Они, как в старые добрые времена, наслаждались общением, душистым чаем и всем, что к нему прилагалось. Конечно, Тина поведала о Гагике.
– Ну видишь! Результат-то мгновенный! – подтверждала Лиза.
– Хоть это хорошо, – помрачнела вдруг Тина, – а то я сегодня в парикмахерской имела то еще удовольствие: в журнале интервью с Юрой прочитала, мне сразу поплохело. Столько там вранья и самолюбования…
– Да читала я, чего там, – кивнула Лиза, – сегодня по пути на работу купила для Васьки, она раньше любила этот журнал, думала ее порадовать. Ну, полистала, Юру увидела, ознакомилась.
– И как тебе?
– Странное ощущение. Вроде он и не он. Совсем другим мне казался. Он такой был… Романтичный. Не от мира сего. Творческий, в полете. А тут – сбитый летчик. Шипит что-то из земляной ямы, как гадюка. Мне-то все сразу стало понятно, о чем базар.
– Лиз, а правда: кто бы мог подумать про Юрку? Что он такой? – пригорюнилась Тина.
– Со стороны – никто. Он всегда был в образе.
– Я… я чувствовала себя такой счастливой, Лиз, – всхлипнула вдруг Тина, – Не думала, что несчастье рядом.
Лиза задумалась.
– Я много думала о счастье и несчастье, – сказала она, вздохнув, – Было у меня время подумать. И о себе могу сказать, что я никогда не была несчастной. Вот, ты же помнишь, одна с ребенком, в личной жизни все по нулям. Ну – несчастливой себя чувствовала, да. Но несчастной – никогда! Разницу понимаешь? Несчастливая – это вроде как невезучая. Временно. А несчастная – это когда ты в беде. В горе. Вот несчастной оказаться – не приведи Господь. Ты сама подумай: ты сейчас несчастливая или несчастная? Определись.
– Я, Лиз, счастливая, – проговорила вдруг Тина, – И сегодня как раз подумала, что все случилось именно к счастью. А то бы всю жизнь с таким мужем прожила – и не поняла бы ничего, ни про Юру, ни про себя, ни про жизнь. Переболела я. Можно же чувствовать боль и при этом оставаться счастливым человеком? Ну вот – болеет человек гриппом. У него температура, слабость, еле дышит. Но при этом, в глубине души, он знает про себя, что все равно – счастлив. Только надо выздороветь – и все. Вот со мной так, оказывается. Мне лишь бы у Лушки все было хорошо. Ей крепко досталось за это время.

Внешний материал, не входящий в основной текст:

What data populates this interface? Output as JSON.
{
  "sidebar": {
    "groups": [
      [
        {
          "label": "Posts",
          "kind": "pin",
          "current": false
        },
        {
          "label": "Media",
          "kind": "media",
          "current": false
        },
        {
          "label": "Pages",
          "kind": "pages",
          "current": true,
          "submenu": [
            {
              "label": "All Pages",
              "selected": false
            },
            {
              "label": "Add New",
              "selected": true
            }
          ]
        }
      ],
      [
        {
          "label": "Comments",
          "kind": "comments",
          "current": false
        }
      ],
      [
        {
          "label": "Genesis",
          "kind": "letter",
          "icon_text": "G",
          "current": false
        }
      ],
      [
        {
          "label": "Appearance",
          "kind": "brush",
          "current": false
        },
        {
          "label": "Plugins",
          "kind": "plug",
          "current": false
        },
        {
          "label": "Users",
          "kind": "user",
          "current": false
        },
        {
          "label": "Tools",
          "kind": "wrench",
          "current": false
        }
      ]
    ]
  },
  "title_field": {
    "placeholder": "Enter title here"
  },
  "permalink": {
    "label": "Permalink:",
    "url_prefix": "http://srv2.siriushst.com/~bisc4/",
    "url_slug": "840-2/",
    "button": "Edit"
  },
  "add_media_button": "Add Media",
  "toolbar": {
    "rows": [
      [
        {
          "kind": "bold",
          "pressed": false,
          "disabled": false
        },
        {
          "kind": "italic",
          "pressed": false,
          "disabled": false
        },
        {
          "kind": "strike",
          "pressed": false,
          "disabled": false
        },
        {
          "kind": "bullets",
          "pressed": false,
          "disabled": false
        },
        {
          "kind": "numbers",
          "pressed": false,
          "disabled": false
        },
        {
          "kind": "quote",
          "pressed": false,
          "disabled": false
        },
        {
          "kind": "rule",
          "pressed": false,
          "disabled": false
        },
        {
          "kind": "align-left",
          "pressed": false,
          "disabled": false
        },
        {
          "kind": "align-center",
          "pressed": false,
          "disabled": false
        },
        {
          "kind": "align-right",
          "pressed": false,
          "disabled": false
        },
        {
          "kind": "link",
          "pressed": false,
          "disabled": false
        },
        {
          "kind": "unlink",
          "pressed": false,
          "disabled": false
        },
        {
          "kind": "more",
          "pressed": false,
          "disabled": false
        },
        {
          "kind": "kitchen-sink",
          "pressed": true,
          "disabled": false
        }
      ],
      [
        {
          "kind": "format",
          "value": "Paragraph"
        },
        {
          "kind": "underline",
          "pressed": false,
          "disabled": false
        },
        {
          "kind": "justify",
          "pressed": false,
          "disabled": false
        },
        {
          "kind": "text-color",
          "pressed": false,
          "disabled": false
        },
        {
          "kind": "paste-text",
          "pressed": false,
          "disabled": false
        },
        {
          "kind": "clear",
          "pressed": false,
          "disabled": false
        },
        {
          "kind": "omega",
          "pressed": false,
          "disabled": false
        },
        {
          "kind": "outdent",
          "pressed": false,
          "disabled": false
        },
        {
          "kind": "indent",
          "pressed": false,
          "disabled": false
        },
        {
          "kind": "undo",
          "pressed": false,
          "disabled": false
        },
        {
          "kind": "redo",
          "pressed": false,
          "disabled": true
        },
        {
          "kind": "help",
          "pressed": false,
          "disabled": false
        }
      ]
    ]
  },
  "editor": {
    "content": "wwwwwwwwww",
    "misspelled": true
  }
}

– И мне – чтоб у Васьки. Чтоб она пережила свой дурацкий переходный возраст, чтоб мы снова стали подружками, как раньше. Чтоб она смеялась, прыгала… И у Жени чтоб все было хорошо, – Лиза вздохнула, переводя дух, – Я смотрю на все, что вокруг происходит. Как мужья или жены в загулы пускаются, и думаю: может, и мне предстоит такое пережить? Кто его знает? Но я готовлю себя на всякий случай. Я ж никакая не особенная, чтоб мне этого избежать. И думаю, если такое случится, несчастной я себе быть не позволю. Надо себя как-то беречь от этого. Не принимать близко к сердцу. Лишь бы детям жилось счастливо. Остальное – что? Сегодня есть, а завтра нет…
– И дети чтоб были счастливы, да, – подхватила Тина, – и мы сами. Ужасно хочется быть счастливой, Лиз. Спокойной и счастливой. И чтоб мое счастье зависело от меня, а не от другого человека.

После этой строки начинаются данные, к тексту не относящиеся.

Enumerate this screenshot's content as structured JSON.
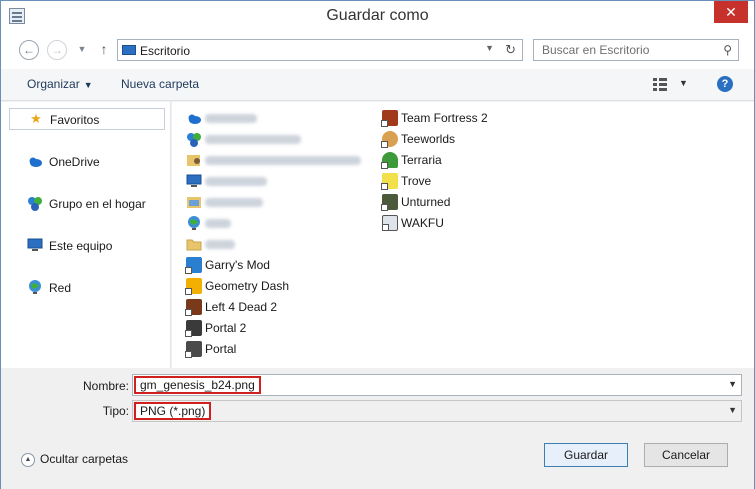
{
  "window": {
    "title": "Guardar como",
    "close_label": "✕"
  },
  "nav": {
    "location": "Escritorio",
    "search_placeholder": "Buscar en Escritorio"
  },
  "toolbar": {
    "organize_label": "Organizar",
    "new_folder_label": "Nueva carpeta",
    "help_label": "?"
  },
  "sidebar": {
    "items": [
      {
        "label": "Favoritos",
        "icon": "star-icon"
      },
      {
        "label": "OneDrive",
        "icon": "cloud-icon"
      },
      {
        "label": "Grupo en el hogar",
        "icon": "homegroup-icon"
      },
      {
        "label": "Este equipo",
        "icon": "computer-icon"
      },
      {
        "label": "Red",
        "icon": "network-icon"
      }
    ]
  },
  "files": {
    "column1": [
      {
        "label": "",
        "icon": "cloud-icon",
        "blurred": true
      },
      {
        "label": "",
        "icon": "homegroup-icon",
        "blurred": true
      },
      {
        "label": "",
        "icon": "user-folder-icon",
        "blurred": true
      },
      {
        "label": "",
        "icon": "computer-icon",
        "blurred": true
      },
      {
        "label": "",
        "icon": "library-icon",
        "blurred": true
      },
      {
        "label": "",
        "icon": "network-icon",
        "blurred": true
      },
      {
        "label": "",
        "icon": "folder-icon",
        "blurred": true
      },
      {
        "label": "Garry's Mod",
        "icon": "garrys-mod-icon"
      },
      {
        "label": "Geometry Dash",
        "icon": "geometry-dash-icon"
      },
      {
        "label": "Left 4 Dead 2",
        "icon": "left4dead2-icon"
      },
      {
        "label": "Portal 2",
        "icon": "portal2-icon"
      },
      {
        "label": "Portal",
        "icon": "portal-icon"
      }
    ],
    "column2": [
      {
        "label": "Team Fortress 2",
        "icon": "team-fortress-2-icon"
      },
      {
        "label": "Teeworlds",
        "icon": "teeworlds-icon"
      },
      {
        "label": "Terraria",
        "icon": "terraria-icon"
      },
      {
        "label": "Trove",
        "icon": "trove-icon"
      },
      {
        "label": "Unturned",
        "icon": "unturned-icon"
      },
      {
        "label": "WAKFU",
        "icon": "wakfu-icon"
      }
    ]
  },
  "form": {
    "name_label": "Nombre:",
    "name_value": "gm_genesis_b24.png",
    "type_label": "Tipo:",
    "type_value": "PNG (*.png)"
  },
  "footer": {
    "hide_folders_label": "Ocultar carpetas",
    "save_label": "Guardar",
    "cancel_label": "Cancelar"
  },
  "colors": {
    "accent": "#2a6fc0",
    "highlight_border": "#d01f1f",
    "close_button": "#c7312b"
  }
}
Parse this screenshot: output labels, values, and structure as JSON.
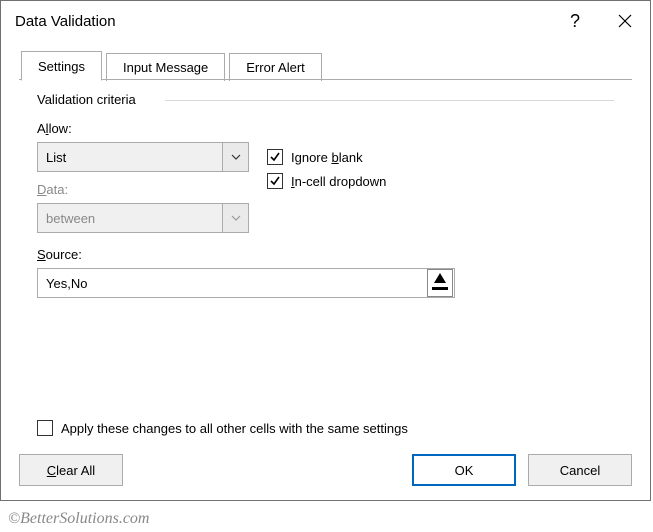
{
  "title": "Data Validation",
  "tabs": {
    "settings": "Settings",
    "input_message": "Input Message",
    "error_alert": "Error Alert"
  },
  "group_title": "Validation criteria",
  "allow": {
    "label_pre": "A",
    "label_u": "l",
    "label_post": "low:",
    "value": "List"
  },
  "data_field": {
    "label_pre": "",
    "label_u": "D",
    "label_post": "ata:",
    "value": "between"
  },
  "source": {
    "label_pre": "",
    "label_u": "S",
    "label_post": "ource:",
    "value": "Yes,No"
  },
  "ignore_blank": {
    "pre": "Ignore ",
    "u": "b",
    "post": "lank"
  },
  "incell_dropdown": {
    "pre": "",
    "u": "I",
    "post": "n-cell dropdown"
  },
  "apply_changes": {
    "pre": "Apply these changes to all other cells with the same settings",
    "u": "",
    "post": ""
  },
  "buttons": {
    "clear_all_pre": "",
    "clear_all_u": "C",
    "clear_all_post": "lear All",
    "ok": "OK",
    "cancel": "Cancel"
  },
  "watermark": "©BetterSolutions.com"
}
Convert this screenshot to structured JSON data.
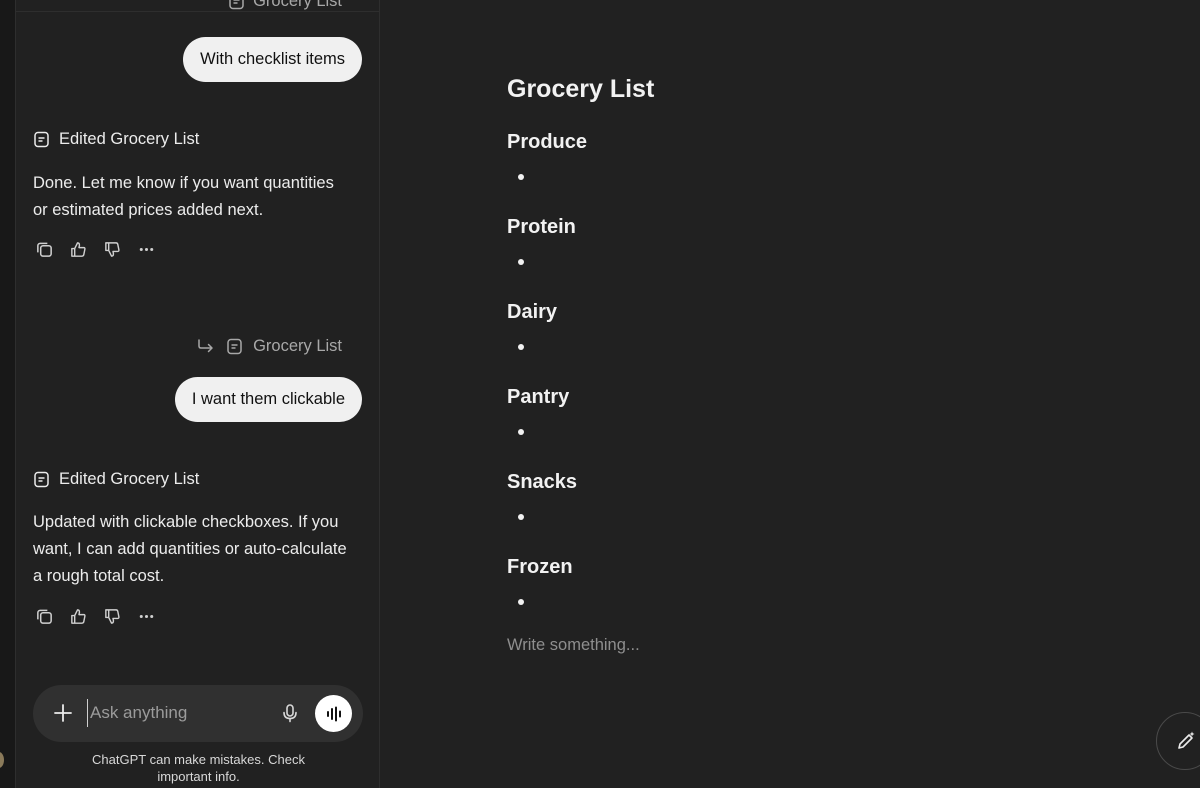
{
  "chat": {
    "top_ref_label": "Grocery List",
    "messages": {
      "user1": "With checklist items",
      "edited1": "Edited Grocery List",
      "assistant1_line1": "Done. Let me know if you want quantities",
      "assistant1_line2": "or estimated prices added next.",
      "ref_label": "Grocery List",
      "user2": "I want them clickable",
      "edited2": "Edited Grocery List",
      "assistant2_line1": "Updated with clickable checkboxes. If you",
      "assistant2_line2": "want, I can add quantities or auto-calculate",
      "assistant2_line3": "a rough total cost."
    },
    "actions": [
      "copy-icon",
      "thumbs-up-icon",
      "thumbs-down-icon",
      "more-icon"
    ]
  },
  "composer": {
    "placeholder": "Ask anything"
  },
  "disclaimer": {
    "line1": "ChatGPT can make mistakes. Check",
    "line2": "important info."
  },
  "document": {
    "title": "Grocery List",
    "sections": [
      "Produce",
      "Protein",
      "Dairy",
      "Pantry",
      "Snacks",
      "Frozen"
    ],
    "placeholder": "Write something..."
  },
  "colors": {
    "background": "#212121",
    "bubble": "#f0f0f0",
    "composer": "#303030"
  }
}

– Не от другого? – прислушиваясь к себе, проговорила Лиза, – А как же без другого? Разве бывает, чтоб человеку достаточно было самого себя?
– Кто ж его знает? Хотелось бы… Раз такая жизнь разворачивается…

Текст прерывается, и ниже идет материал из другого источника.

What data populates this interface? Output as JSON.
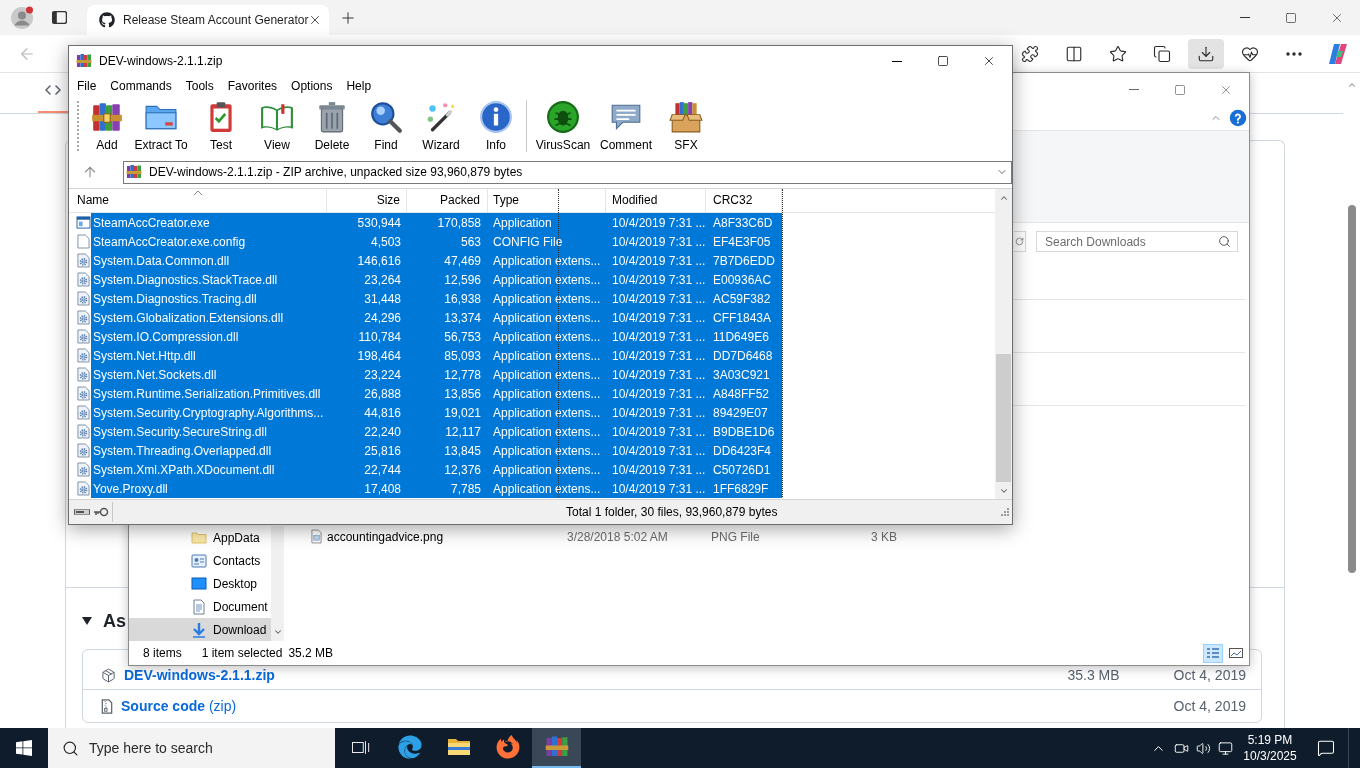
{
  "browser": {
    "tabs": [
      {
        "title": "Release Steam Account Generator",
        "selected": true
      }
    ],
    "back": {
      "disabled": true
    },
    "toolbar": [
      {
        "kind": "extensions",
        "selected": false
      },
      {
        "kind": "split_screen",
        "selected": false
      },
      {
        "kind": "favorites",
        "selected": false
      },
      {
        "kind": "collections",
        "selected": false
      },
      {
        "kind": "downloads",
        "selected": true
      },
      {
        "kind": "essentials",
        "selected": false
      },
      {
        "kind": "more",
        "selected": false
      },
      {
        "kind": "copilot",
        "selected": false
      }
    ],
    "page": {
      "repo_tabs": [
        {
          "kind": "code",
          "selected": true
        }
      ],
      "assets_heading": {
        "text": "As",
        "expanded": true
      },
      "assets": [
        {
          "kind": "package",
          "name": "DEV-windows-2.1.1.zip",
          "size": "35.3 MB",
          "date": "Oct 4, 2019"
        },
        {
          "kind": "source",
          "name": "Source code",
          "suffix": "(zip)",
          "date": "Oct 4, 2019"
        }
      ]
    }
  },
  "explorer": {
    "search": {
      "placeholder": "Search Downloads"
    },
    "nav": [
      {
        "label": "AppData",
        "kind": "folder",
        "selected": false
      },
      {
        "label": "Contacts",
        "kind": "contacts",
        "selected": false
      },
      {
        "label": "Desktop",
        "kind": "desktop",
        "selected": false
      },
      {
        "label": "Document",
        "kind": "documents",
        "selected": false
      },
      {
        "label": "Download",
        "kind": "downloads",
        "selected": true
      }
    ],
    "files": [
      {
        "kind": "image",
        "name": "accountingadvice.png",
        "modified": "3/28/2018 5:02 AM",
        "type": "PNG File",
        "size": "3 KB"
      }
    ],
    "status": {
      "items": "8 items",
      "selected": "1 item selected",
      "selected_size": "35.2 MB"
    },
    "views": [
      {
        "kind": "details",
        "selected": true
      },
      {
        "kind": "large_icons",
        "selected": false
      }
    ]
  },
  "winrar": {
    "title": "DEV-windows-2.1.1.zip",
    "menu": [
      "File",
      "Commands",
      "Tools",
      "Favorites",
      "Options",
      "Help"
    ],
    "toolbar_groups": [
      {
        "buttons": [
          {
            "kind": "add",
            "label": "Add"
          },
          {
            "kind": "extract",
            "label": "Extract To"
          },
          {
            "kind": "test",
            "label": "Test"
          },
          {
            "kind": "view",
            "label": "View"
          },
          {
            "kind": "delete",
            "label": "Delete"
          },
          {
            "kind": "find",
            "label": "Find"
          },
          {
            "kind": "wizard",
            "label": "Wizard"
          },
          {
            "kind": "info",
            "label": "Info"
          }
        ]
      },
      {
        "buttons": [
          {
            "kind": "virusscan",
            "label": "VirusScan"
          },
          {
            "kind": "comment",
            "label": "Comment"
          },
          {
            "kind": "sfx",
            "label": "SFX"
          }
        ]
      }
    ],
    "path": "DEV-windows-2.1.1.zip - ZIP archive, unpacked size 93,960,879 bytes",
    "columns": [
      {
        "label": "Name",
        "sorted": true
      },
      {
        "label": "Size",
        "sorted": false
      },
      {
        "label": "Packed",
        "sorted": false
      },
      {
        "label": "Type",
        "sorted": false
      },
      {
        "label": "Modified",
        "sorted": false
      },
      {
        "label": "CRC32",
        "sorted": false
      }
    ],
    "rows": [
      {
        "kind": "exe",
        "name": "SteamAccCreator.exe",
        "size": "530,944",
        "packed": "170,858",
        "type": "Application",
        "modified": "10/4/2019 7:31 ...",
        "crc": "A8F33C6D",
        "selected": true
      },
      {
        "kind": "config",
        "name": "SteamAccCreator.exe.config",
        "size": "4,503",
        "packed": "563",
        "type": "CONFIG File",
        "modified": "10/4/2019 7:31 ...",
        "crc": "EF4E3F05",
        "selected": true
      },
      {
        "kind": "dll",
        "name": "System.Data.Common.dll",
        "size": "146,616",
        "packed": "47,469",
        "type": "Application extens...",
        "modified": "10/4/2019 7:31 ...",
        "crc": "7B7D6EDD",
        "selected": true
      },
      {
        "kind": "dll",
        "name": "System.Diagnostics.StackTrace.dll",
        "size": "23,264",
        "packed": "12,596",
        "type": "Application extens...",
        "modified": "10/4/2019 7:31 ...",
        "crc": "E00936AC",
        "selected": true
      },
      {
        "kind": "dll",
        "name": "System.Diagnostics.Tracing.dll",
        "size": "31,448",
        "packed": "16,938",
        "type": "Application extens...",
        "modified": "10/4/2019 7:31 ...",
        "crc": "AC59F382",
        "selected": true
      },
      {
        "kind": "dll",
        "name": "System.Globalization.Extensions.dll",
        "size": "24,296",
        "packed": "13,374",
        "type": "Application extens...",
        "modified": "10/4/2019 7:31 ...",
        "crc": "CFF1843A",
        "selected": true
      },
      {
        "kind": "dll",
        "name": "System.IO.Compression.dll",
        "size": "110,784",
        "packed": "56,753",
        "type": "Application extens...",
        "modified": "10/4/2019 7:31 ...",
        "crc": "11D649E6",
        "selected": true
      },
      {
        "kind": "dll",
        "name": "System.Net.Http.dll",
        "size": "198,464",
        "packed": "85,093",
        "type": "Application extens...",
        "modified": "10/4/2019 7:31 ...",
        "crc": "DD7D6468",
        "selected": true
      },
      {
        "kind": "dll",
        "name": "System.Net.Sockets.dll",
        "size": "23,224",
        "packed": "12,778",
        "type": "Application extens...",
        "modified": "10/4/2019 7:31 ...",
        "crc": "3A03C921",
        "selected": true
      },
      {
        "kind": "dll",
        "name": "System.Runtime.Serialization.Primitives.dll",
        "size": "26,888",
        "packed": "13,856",
        "type": "Application extens...",
        "modified": "10/4/2019 7:31 ...",
        "crc": "A848FF52",
        "selected": true
      },
      {
        "kind": "dll",
        "name": "System.Security.Cryptography.Algorithms...",
        "size": "44,816",
        "packed": "19,021",
        "type": "Application extens...",
        "modified": "10/4/2019 7:31 ...",
        "crc": "89429E07",
        "selected": true
      },
      {
        "kind": "dll",
        "name": "System.Security.SecureString.dll",
        "size": "22,240",
        "packed": "12,117",
        "type": "Application extens...",
        "modified": "10/4/2019 7:31 ...",
        "crc": "B9DBE1D6",
        "selected": true
      },
      {
        "kind": "dll",
        "name": "System.Threading.Overlapped.dll",
        "size": "25,816",
        "packed": "13,845",
        "type": "Application extens...",
        "modified": "10/4/2019 7:31 ...",
        "crc": "DD6423F4",
        "selected": true
      },
      {
        "kind": "dll",
        "name": "System.Xml.XPath.XDocument.dll",
        "size": "22,744",
        "packed": "12,376",
        "type": "Application extens...",
        "modified": "10/4/2019 7:31 ...",
        "crc": "C50726D1",
        "selected": true
      },
      {
        "kind": "dll",
        "name": "Yove.Proxy.dll",
        "size": "17,408",
        "packed": "7,785",
        "type": "Application extens...",
        "modified": "10/4/2019 7:31 ...",
        "crc": "1FF6829F",
        "selected": true
      }
    ],
    "status": "Total 1 folder, 30 files, 93,960,879 bytes"
  },
  "taskbar": {
    "search": {
      "placeholder": "Type here to search"
    },
    "apps": [
      {
        "kind": "task_view",
        "selected": false
      },
      {
        "kind": "edge",
        "selected": false
      },
      {
        "kind": "explorer",
        "selected": false
      },
      {
        "kind": "firefox",
        "selected": false
      },
      {
        "kind": "winrar",
        "selected": true
      }
    ],
    "time": "5:19 PM",
    "date": "10/3/2025"
  }
}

Потом вернулась домой Лушка, тоже не сразу узнавшая Тину. Поболтали, разошлись. Впервые за три месяца Тина достала из коробки с присланным Юрой скарбом свой ночной крем и поставила его на полочку в ванной.
– Завтра займусь наконец разбором всего этого. И вообще – дел накопилось, не разгрести.